63. Penundaan atas perintah pengguna barang/jasa

63.1 Pengguna barang/jasa dapat memerintahkan penyedia barang/jasa untuk menunda dimulainya pelaksanaan pekerjaan atau memperlambat kemajuan suatu kegiatan pekerjaan.

63.2 Jika perintah perubahan sedemikian mendesak sehingga pembuatan usulan biaya serta pembahasannya akan menunda pekerjaan, maka perintah perubahan tersebut harus dilaksanakan oleh penyedia jasa dan perintah perubahan diberlakukan sebagai peristiwa kompensasi.

64. Instruksi

64.1 Penyedia barang/jasa wajib melaksanakan semua instruksi direksi pekerjaan yang berkaitan dengan kontrak.

65. Standard

65.1. Standard adalah ketentuan mengenai barang yang disediakan oleh penyedia barang/jasa, harus sesuai dengan standar yang disebutkan dalam spesifikasi teknis

66. Trial Test di Lapangan

66.1. Bersama-sama dengan pengguna jasa atau wakilnya yang ditunjuk , penyedia jasa diwajibkan melakukan trial test terhadap semua komponen – komponen yang ada dalam IPA Paket (seperti : pompa, flow meter, genset, panel listrik dsb).

Ketentuan dalam trial test yang disyaratkan oleh pengguna jasa adalah sebagai berikut :

a. Percobaan dari semua bagian peralatan apakah berfungsi sesuai spesifikasi

b. Percobaan operasi untuk mengetahui apakah peralatan cukup tahan dan handal atas segala kekurangan/keutuhan yang mungkin timbul. selama percobaan operasi, biaya percobaan/pengetesan harus termasuk dalam harga penawaran

66.2. Trial test dilakukan di tempat lokasi IPA dibangun.

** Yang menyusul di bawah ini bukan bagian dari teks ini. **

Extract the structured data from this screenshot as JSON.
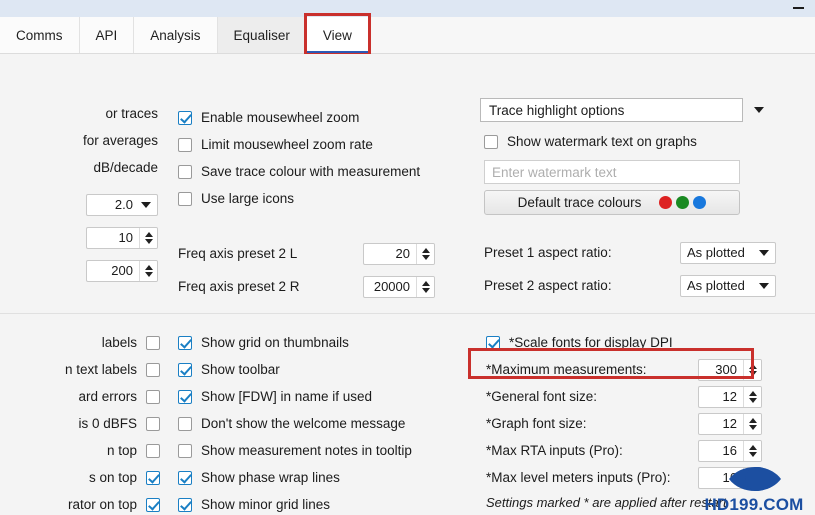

Semua fasilitas yang diperlukan, gambar-gambar kerja dan data-data produksi harus disediakan bagi pemeriksaaan dengan biaya sepenuhnya ditanggung penyedia jasa 66.3. Hak pengguna jasa untuk memeriksa, menguji dan apabila perlu menolak

barang yang diserahkan di tempat pengguna jasa tidak dapat dibatasi atau dihapus dengan alasan bahwa barang tersebut telah diperiksa, diuji dan diluluskan oleh pengguna jasa atau wakil yang ditunjukan sebelum barang tersebut dikirim dari tempat asalnya

66.4. Apabila hasil pemeriksaan dan pengujian barang tidak sesuai dengan spesifikasi teknis yang ditetapkan, pengguna jasa dapat menolak barang tersebut dan penyedia jasa harus mengganti barang yang tidak sesuai tersebut, atau mengadakan perbaikan yang diperlukan agar memenuhi persyaratan tspesifikasi teknis dengan biaya ditanggung penyedia jasa

67. Layanan Tambahan

67.1. Penyedia jasa diminta untuk memberikan layanan tambahan, antara lain : a. Melakukan pengawasan perakitan di lokasi penempatan dan atau uji

coba barang yang diserahkan

b. Menyediakan perkakas yang diperlukan untuk merakit dan atau memelihara barang yang diserahkan

c. Menyediakan buku petunjuk penggunaan dan pemeliharaan secara rinci untuk setiap unit barang yang memerlukan

d. Melaksanakan pengawasan dan pemeliharaan dan atau perbaikan barang yang diserahkan, dengan ketentuan bahwa pelaksanaan jasa ini tidak membebaskan penyedia jasa dari kewajibannya yang berkenaan dengan jaminan barang berdasarkan kontrak

e. Melakukan pelatihan kepada petugas pengguna jasa dan atau di lokasi penempatan barang mengenai perakitan, uji coba, penggunaan, pemeliharaan dan atau perbaikan barang yang diserahkan.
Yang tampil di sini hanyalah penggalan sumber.